Tamara Grigoryevna Yufa was a renowned artist, illustrator and set designer. She was awarded the State Prize of the Karelian Autonomous Soviet Socialist Republic. She was born in 1937 in the village of Kolodeznaya in the Lipetsk region. Tamara Yufa graduated from the Leningrad Art and Pedagogical College in 1959. In 1960, she moved and began working in Karelia.
A wedding is a key event in one’s life. It is no wonder that folk wisdom holds that getting married is akin to being born again. In her artworks, Tamara Yufa captures the sacred significance of the wedding ritual for the bride. The maiden stands at the threshold of two distinct worlds: the bright world full of parental love and warmth, and the unknown, dark world of the new family, where the young bride becomes a daughter-in-law. According to traditional Karelian customs, the daughter-in-law had to perform the most laborious household tasks, and was often assigned the most challenging duties. Within the strict hierarchical structure of the family, the young wife would be able to “step up” only after the birth of her first child.
It is no coincidence that lamenters were traditionally present at weddings. The lamentations expressed mainly grief at the departure of the bride from her family and home to the unknown house of her groom. The bride’s tears reflected her sorrow at the impending separation from her parents and family. Tamara Yufa’s poetic and philosophical work captures the transitional state of the bride. Her position was both transient and sacred, as it was believed that the maiden was, in a way, dying, and then at the wedding a young woman would be born.

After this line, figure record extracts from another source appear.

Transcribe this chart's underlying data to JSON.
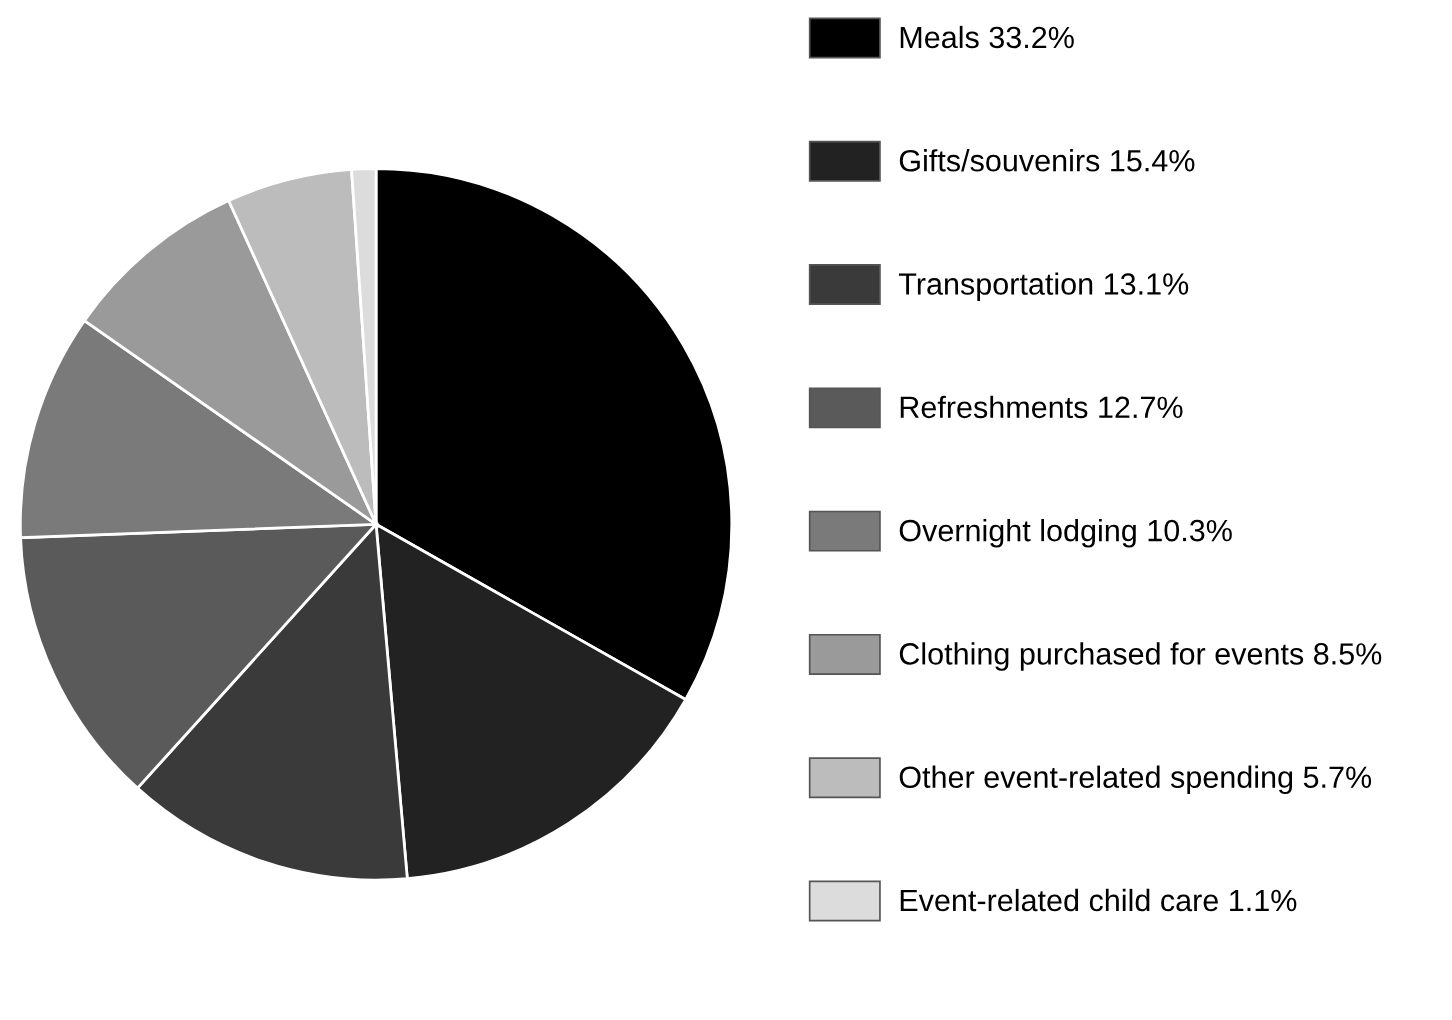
{
  "chart_data": {
    "type": "pie",
    "categories": [
      "Meals 33.2%",
      "Gifts/souvenirs 15.4%",
      "Transportation 13.1%",
      "Refreshments 12.7%",
      "Overnight lodging 10.3%",
      "Clothing purchased for events 8.5%",
      "Other event-related spending 5.7%",
      "Event-related child care 1.1%"
    ],
    "values": [
      33.2,
      15.4,
      13.1,
      12.7,
      10.3,
      8.5,
      5.7,
      1.1
    ],
    "colors": [
      "#000000",
      "#222222",
      "#3a3a3a",
      "#5a5a5a",
      "#7a7a7a",
      "#9a9a9a",
      "#bcbcbc",
      "#dcdcdc"
    ],
    "legend": "right"
  }
}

As a newlywed, she was vulnerable to the evil eye and negative thoughts, so her head was covered with a large veil to protect her from harm, with tassels hanging almost to the floor.
At a Karelian wedding, a sorcerer was always
present to ensure the correctness of the rituals. In the 19th century, Elias Lönnrot, while recording runes
and participating in rural ceremonies, noted how easily ancient pagan customs
and Christian beliefs coexisted among peasants. The multi-day wedding ceremony,
in accordance with ancient traditions, was interrupted for a church wedding service
and then the local sorcerer, or patvashka, would take over the ceremony again.
These traditions were prevalent everywhere in the North.